Postado por: TC Mover em 19/05/2021 às 17:07
Queda do Bitcoin afeta empresas ligadas às criptomoedas

São Paulo, 19 de maio – As ações da Tesla (TSLA) e de dúzias de empresas vinculadas ao Bitcoin caem nesta quarta-feira em meio a quedas acentuadas da maior criptomoeda do mundo, na esteira de novas regulamentações na China e de aversão crescente aos ativos de risco.


Bitcoin chegou a cair mais de 30%, mas expectativa é de correção até ponto de resistência

Perto das 17h05, dois dos principais índices acionários americanos, o S&P500 e o Nasdaq 100, caíam 0,29% e 0,03% respectivamente. Este último índice reúne as principais ações do setor de tecnologia. Já o Dow Jones Industrials tinha queda de 0,48%.

O destaque negativo fica para o Bitcoin. A moeda chegou a despencar 32,75% para US$28.937, se aproximando da sua média móvel de 400 dias. Análises de gráficos apontam para uma correção até atingir um ponto de resistência na faixa dos US$28 mil a US$30 mil, disse Sérgio Sanita, contribuidor do TC. Por volta das xhxx, a criptomoeda caía 6,91%, a US$40.135.


China proibiu instituições financeiras de fazer transações envolvendo criptomoedas

A queda levou o mercado de criptomoedas à maior perda de capitalização da sua história. Ela veio após a China proibir as instituições financeiras de realizar transações com o Bitcoin e outras criptomoedas. O movimento também está ligado à fala do diretor-presidente da Tesla, Elon Musk, de que a empresa iria parar de aceitar o Bitcoin como pagamento.

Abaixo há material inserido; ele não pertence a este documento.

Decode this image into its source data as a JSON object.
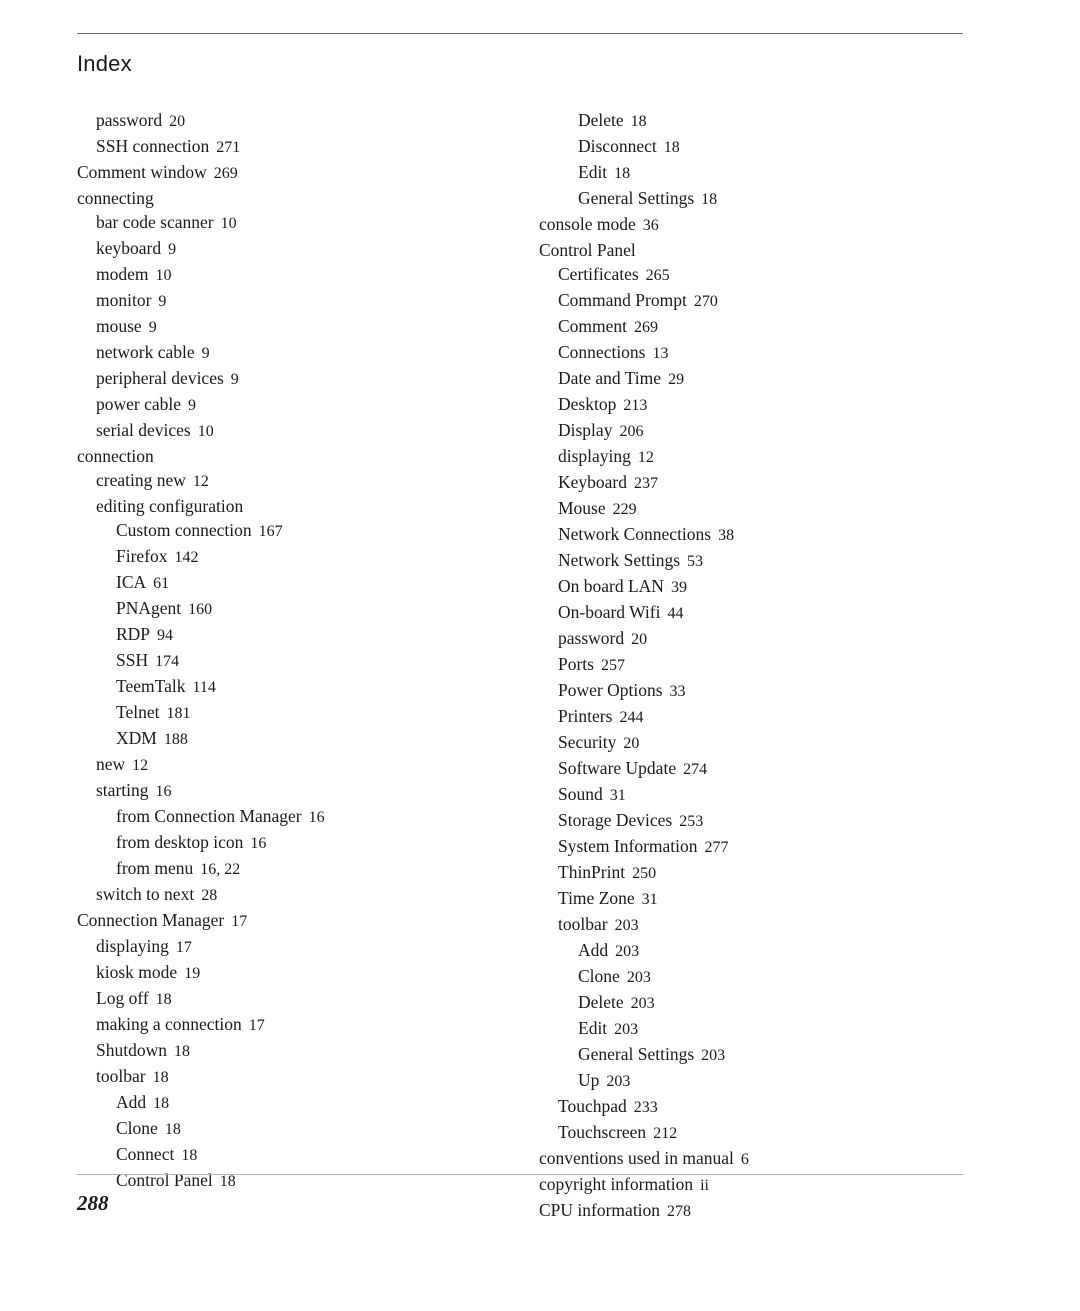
{
  "document": {
    "title": "Index",
    "folio": "288",
    "rule_color_top": "#6b6b6b",
    "rule_color_bottom": "#b3b3b3",
    "text_color": "#1b1b1b",
    "background": "#ffffff"
  },
  "columns": {
    "left": [
      {
        "level": 1,
        "term": "password",
        "pages": "20"
      },
      {
        "level": 1,
        "term": "SSH connection",
        "pages": "271"
      },
      {
        "level": 0,
        "term": "Comment window",
        "pages": "269"
      },
      {
        "level": 0,
        "term": "connecting",
        "pages": ""
      },
      {
        "level": 1,
        "term": "bar code scanner",
        "pages": "10"
      },
      {
        "level": 1,
        "term": "keyboard",
        "pages": "9"
      },
      {
        "level": 1,
        "term": "modem",
        "pages": "10"
      },
      {
        "level": 1,
        "term": "monitor",
        "pages": "9"
      },
      {
        "level": 1,
        "term": "mouse",
        "pages": "9"
      },
      {
        "level": 1,
        "term": "network cable",
        "pages": "9"
      },
      {
        "level": 1,
        "term": "peripheral devices",
        "pages": "9"
      },
      {
        "level": 1,
        "term": "power cable",
        "pages": "9"
      },
      {
        "level": 1,
        "term": "serial devices",
        "pages": "10"
      },
      {
        "level": 0,
        "term": "connection",
        "pages": ""
      },
      {
        "level": 1,
        "term": "creating new",
        "pages": "12"
      },
      {
        "level": 1,
        "term": "editing configuration",
        "pages": ""
      },
      {
        "level": 2,
        "term": "Custom connection",
        "pages": "167"
      },
      {
        "level": 2,
        "term": "Firefox",
        "pages": "142"
      },
      {
        "level": 2,
        "term": "ICA",
        "pages": "61"
      },
      {
        "level": 2,
        "term": "PNAgent",
        "pages": "160"
      },
      {
        "level": 2,
        "term": "RDP",
        "pages": "94"
      },
      {
        "level": 2,
        "term": "SSH",
        "pages": "174"
      },
      {
        "level": 2,
        "term": "TeemTalk",
        "pages": "114"
      },
      {
        "level": 2,
        "term": "Telnet",
        "pages": "181"
      },
      {
        "level": 2,
        "term": "XDM",
        "pages": "188"
      },
      {
        "level": 1,
        "term": "new",
        "pages": "12"
      },
      {
        "level": 1,
        "term": "starting",
        "pages": "16"
      },
      {
        "level": 2,
        "term": "from Connection Manager",
        "pages": "16"
      },
      {
        "level": 2,
        "term": "from desktop icon",
        "pages": "16"
      },
      {
        "level": 2,
        "term": "from menu",
        "pages": "16, 22"
      },
      {
        "level": 1,
        "term": "switch to next",
        "pages": "28"
      },
      {
        "level": 0,
        "term": "Connection Manager",
        "pages": "17"
      },
      {
        "level": 1,
        "term": "displaying",
        "pages": "17"
      },
      {
        "level": 1,
        "term": "kiosk mode",
        "pages": "19"
      },
      {
        "level": 1,
        "term": "Log off",
        "pages": "18"
      },
      {
        "level": 1,
        "term": "making a connection",
        "pages": "17"
      },
      {
        "level": 1,
        "term": "Shutdown",
        "pages": "18"
      },
      {
        "level": 1,
        "term": "toolbar",
        "pages": "18"
      },
      {
        "level": 2,
        "term": "Add",
        "pages": "18"
      },
      {
        "level": 2,
        "term": "Clone",
        "pages": "18"
      },
      {
        "level": 2,
        "term": "Connect",
        "pages": "18"
      },
      {
        "level": 2,
        "term": "Control Panel",
        "pages": "18"
      }
    ],
    "right": [
      {
        "level": 2,
        "term": "Delete",
        "pages": "18"
      },
      {
        "level": 2,
        "term": "Disconnect",
        "pages": "18"
      },
      {
        "level": 2,
        "term": "Edit",
        "pages": "18"
      },
      {
        "level": 2,
        "term": "General Settings",
        "pages": "18"
      },
      {
        "level": 0,
        "term": "console mode",
        "pages": "36"
      },
      {
        "level": 0,
        "term": "Control Panel",
        "pages": ""
      },
      {
        "level": 1,
        "term": "Certificates",
        "pages": "265"
      },
      {
        "level": 1,
        "term": "Command Prompt",
        "pages": "270"
      },
      {
        "level": 1,
        "term": "Comment",
        "pages": "269"
      },
      {
        "level": 1,
        "term": "Connections",
        "pages": "13"
      },
      {
        "level": 1,
        "term": "Date and Time",
        "pages": "29"
      },
      {
        "level": 1,
        "term": "Desktop",
        "pages": "213"
      },
      {
        "level": 1,
        "term": "Display",
        "pages": "206"
      },
      {
        "level": 1,
        "term": "displaying",
        "pages": "12"
      },
      {
        "level": 1,
        "term": "Keyboard",
        "pages": "237"
      },
      {
        "level": 1,
        "term": "Mouse",
        "pages": "229"
      },
      {
        "level": 1,
        "term": "Network Connections",
        "pages": "38"
      },
      {
        "level": 1,
        "term": "Network Settings",
        "pages": "53"
      },
      {
        "level": 1,
        "term": "On board LAN",
        "pages": "39"
      },
      {
        "level": 1,
        "term": "On-board Wifi",
        "pages": "44"
      },
      {
        "level": 1,
        "term": "password",
        "pages": "20"
      },
      {
        "level": 1,
        "term": "Ports",
        "pages": "257"
      },
      {
        "level": 1,
        "term": "Power Options",
        "pages": "33"
      },
      {
        "level": 1,
        "term": "Printers",
        "pages": "244"
      },
      {
        "level": 1,
        "term": "Security",
        "pages": "20"
      },
      {
        "level": 1,
        "term": "Software Update",
        "pages": "274"
      },
      {
        "level": 1,
        "term": "Sound",
        "pages": "31"
      },
      {
        "level": 1,
        "term": "Storage Devices",
        "pages": "253"
      },
      {
        "level": 1,
        "term": "System Information",
        "pages": "277"
      },
      {
        "level": 1,
        "term": "ThinPrint",
        "pages": "250"
      },
      {
        "level": 1,
        "term": "Time Zone",
        "pages": "31"
      },
      {
        "level": 1,
        "term": "toolbar",
        "pages": "203"
      },
      {
        "level": 2,
        "term": "Add",
        "pages": "203"
      },
      {
        "level": 2,
        "term": "Clone",
        "pages": "203"
      },
      {
        "level": 2,
        "term": "Delete",
        "pages": "203"
      },
      {
        "level": 2,
        "term": "Edit",
        "pages": "203"
      },
      {
        "level": 2,
        "term": "General Settings",
        "pages": "203"
      },
      {
        "level": 2,
        "term": "Up",
        "pages": "203"
      },
      {
        "level": 1,
        "term": "Touchpad",
        "pages": "233"
      },
      {
        "level": 1,
        "term": "Touchscreen",
        "pages": "212"
      },
      {
        "level": 0,
        "term": "conventions used in manual",
        "pages": "6"
      },
      {
        "level": 0,
        "term": "copyright information",
        "pages": "ii"
      },
      {
        "level": 0,
        "term": "CPU information",
        "pages": "278"
      }
    ]
  }
}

Mesmo que taticamente a queda pareça um pouco exagerada, já que os fundamentos das criptomoedas mudaram pouco, o tipo de volatilidade que o investidor está experimentando hoje é um lembrete da natureza turbulenta do mercado cripto.


Empresas compradoras de Bitcoin e corretora de criptomoedas refletiram queda

A derretida das bolsas reflete, além da queda do Bitcoin, as avaliações mais caras de setores como tecnologia, as preocupações com a inflação e o ressurgimento da Covid-19 em alguns países.

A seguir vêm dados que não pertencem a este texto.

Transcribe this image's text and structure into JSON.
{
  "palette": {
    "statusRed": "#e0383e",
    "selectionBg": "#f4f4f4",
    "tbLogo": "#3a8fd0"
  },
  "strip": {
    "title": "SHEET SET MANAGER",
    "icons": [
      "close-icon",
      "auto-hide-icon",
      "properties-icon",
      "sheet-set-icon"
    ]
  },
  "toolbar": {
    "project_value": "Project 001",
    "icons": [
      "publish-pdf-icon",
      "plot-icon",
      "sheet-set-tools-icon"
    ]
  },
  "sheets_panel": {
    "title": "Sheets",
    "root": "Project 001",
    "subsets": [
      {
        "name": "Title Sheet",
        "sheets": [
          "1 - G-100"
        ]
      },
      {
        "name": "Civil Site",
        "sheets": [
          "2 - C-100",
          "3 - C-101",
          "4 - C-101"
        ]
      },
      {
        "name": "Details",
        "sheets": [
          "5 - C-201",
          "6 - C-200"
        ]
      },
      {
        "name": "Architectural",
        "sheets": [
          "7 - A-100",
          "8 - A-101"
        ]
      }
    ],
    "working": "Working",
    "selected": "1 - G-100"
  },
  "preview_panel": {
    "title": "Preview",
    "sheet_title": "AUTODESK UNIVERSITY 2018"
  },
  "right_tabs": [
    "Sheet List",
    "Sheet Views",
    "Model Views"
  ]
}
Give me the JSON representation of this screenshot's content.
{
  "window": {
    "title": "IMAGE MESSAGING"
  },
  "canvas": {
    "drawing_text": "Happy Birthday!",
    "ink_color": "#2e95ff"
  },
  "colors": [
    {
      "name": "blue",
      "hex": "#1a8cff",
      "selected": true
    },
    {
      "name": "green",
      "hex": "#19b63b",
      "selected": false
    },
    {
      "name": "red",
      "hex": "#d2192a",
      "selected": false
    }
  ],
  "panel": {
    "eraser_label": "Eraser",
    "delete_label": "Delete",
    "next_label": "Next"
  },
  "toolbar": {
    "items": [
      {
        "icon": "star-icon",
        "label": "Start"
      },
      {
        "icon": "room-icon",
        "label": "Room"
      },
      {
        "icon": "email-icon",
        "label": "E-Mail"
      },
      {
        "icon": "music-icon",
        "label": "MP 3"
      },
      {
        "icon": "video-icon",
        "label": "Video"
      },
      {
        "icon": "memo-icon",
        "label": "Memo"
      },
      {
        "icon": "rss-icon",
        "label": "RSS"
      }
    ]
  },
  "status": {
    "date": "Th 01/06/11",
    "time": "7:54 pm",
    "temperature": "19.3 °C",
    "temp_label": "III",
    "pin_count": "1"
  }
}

Por volta das 17h05, a Tesla (TSLA), fabricante de veículos elétricos e ainda uma grande detentora da criptomoeda, caía cerca de 2,48%. Ao mesmo tempo, as ações da Coinbase (COIN), a corretora de criptomoedas que se tornou pública recentemente, recuavam 7,05%, a US$222,14, e mais cedo chegaram a atingir uma nova baixa em US$208.

A Microstrategy (MSTR), fornecedora de software e serviços em nuvem que chamou a atenção por ter sido a primeira companhia das Nasdaq a converter suas reservas em Bitcoin, despencava 7,73%, para US$449,56. O PayPal (PYPL), fintech americana que tem sido uma grande compradora da criptomoeda, tinha alta de 0,39%, a US$244,17.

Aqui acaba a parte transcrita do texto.